A pressure cooker works by allowing heating by water, which normally is limited to 212 deg F (100 deg C) at 1 atmosphere pressure, to occur at higher temperatures (at pressures in excess of 1 atmosphere). As the missvickie website notes:
The only way to make the steam hotter (and/or to boil the water at a higher temperature) is to put the system under pressure. This is what a pressure cooker does. If we fit an absolutely tight cover to the pan so no steam can escape while we continue to add heat, both the pressure and temperature inside the vessel will rise. The steam and water will both increase in temperature and pressure, and each fluid will be at the same temperature and pressure as the other.
If you put water into a pot and cover it with a tightly sealed lid, the steam will remain trapped and pressure will build and that rises the temperature at which the liquid boils. So at 15psi [ie 15 psi above 1 atmosphere]your food is cooking at 257oF instead of just 212oF. When you turn off the heat and begin to drop the pressure you will sometimes hear the food begin to boil inside the closed pot as the pressure drops and the contents come back down to the normal boiling temperature.

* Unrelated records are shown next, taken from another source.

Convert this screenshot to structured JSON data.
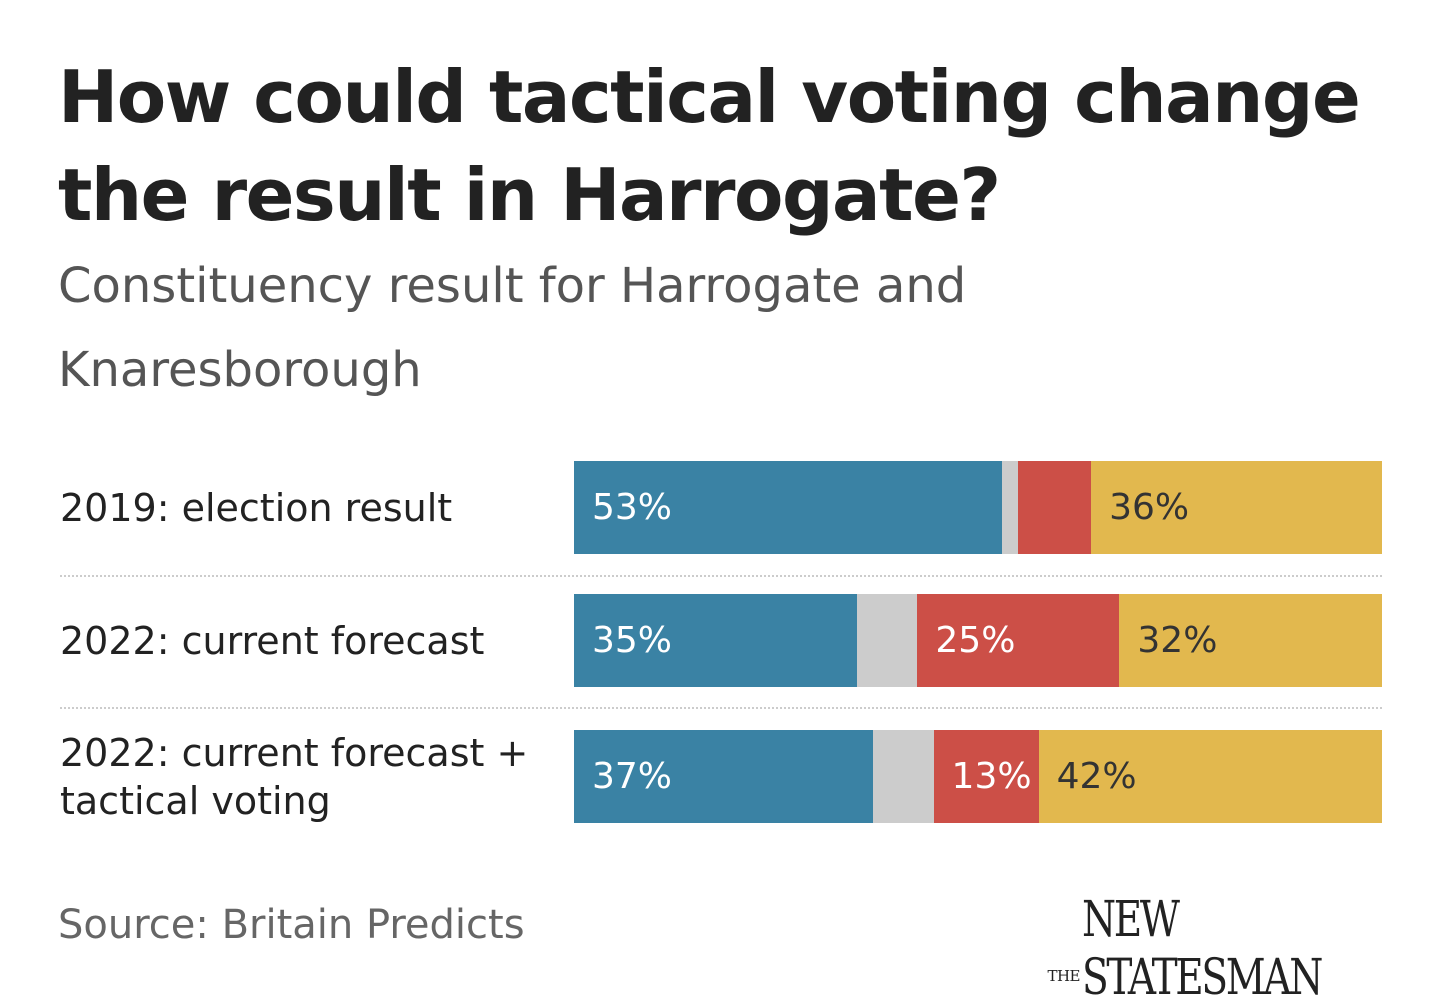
{
  "title": "How could tactical voting change the result in Harrogate?",
  "subtitle": "Constituency result for Harrogate and Knaresborough",
  "source": "Source: Britain Predicts",
  "publisher_logo": "THE NEW STATESMAN",
  "colors": {
    "conservative": "#3a82a4",
    "other": "#cccccc",
    "labour": "#cc4f47",
    "libdem": "#e2b84e",
    "label_dark": "#333333",
    "label_light": "#ffffff"
  },
  "chart_data": {
    "type": "bar",
    "orientation": "horizontal",
    "stacked": true,
    "xlim": [
      0,
      100
    ],
    "categories": [
      "2019: election result",
      "2022: current forecast",
      "2022: current forecast + tactical voting"
    ],
    "series": [
      {
        "values": [
          53,
          35,
          37
        ],
        "labels": [
          "53%",
          "35%",
          "37%"
        ]
      },
      {
        "values": [
          2,
          7.5,
          7.5
        ],
        "labels": [
          "",
          "",
          ""
        ]
      },
      {
        "values": [
          9,
          25,
          13
        ],
        "labels": [
          "",
          "25%",
          "13%"
        ]
      },
      {
        "values": [
          36,
          32.5,
          42.5
        ],
        "labels": [
          "36%",
          "32%",
          "42%"
        ]
      }
    ]
  }
}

Of microwaves cooking from the inside out, from
straightdope:
While microwave radiation does penetrate the surface of food and start to heat the inside at roughly the same time as the surface, it's not necessarily accurate to say the food is cooked from the inside out. Microwaves heat food by being absorbed primarily by liquid water molecules, and to a lesser extent fats and some sugars, imparting energy to them in the form of heat. (Contrary to what many think, the frequency at which microwave ovens operate, 2.45 GHz, is not tuned to the maximum absorption frequency of water. That frequency is actually closer to 10 GHz, and if ovens operated there, food would be heated even less inside, since the bulk of the radiation would be absorbed at or near the surface due to the short wavelength.) If a food is of uniform consistency and high in water content, most of the microwave energy will be absorbed by the water near the surface before it gets into the center of the food, and the food will heat from the outside in, as with traditional ovens. On the other hand, if the surface of the food is drier than the center, as with bread or a baked potato, the center will heat up faster. You can see this clearly if you microwave foods with a dry outer crust and a moist filling, like a McDonald's apple pie. If you cook it for about 20 seconds in a typical oven, you'll find that the crust is fairly cool to warm, while the filling can be quite hot.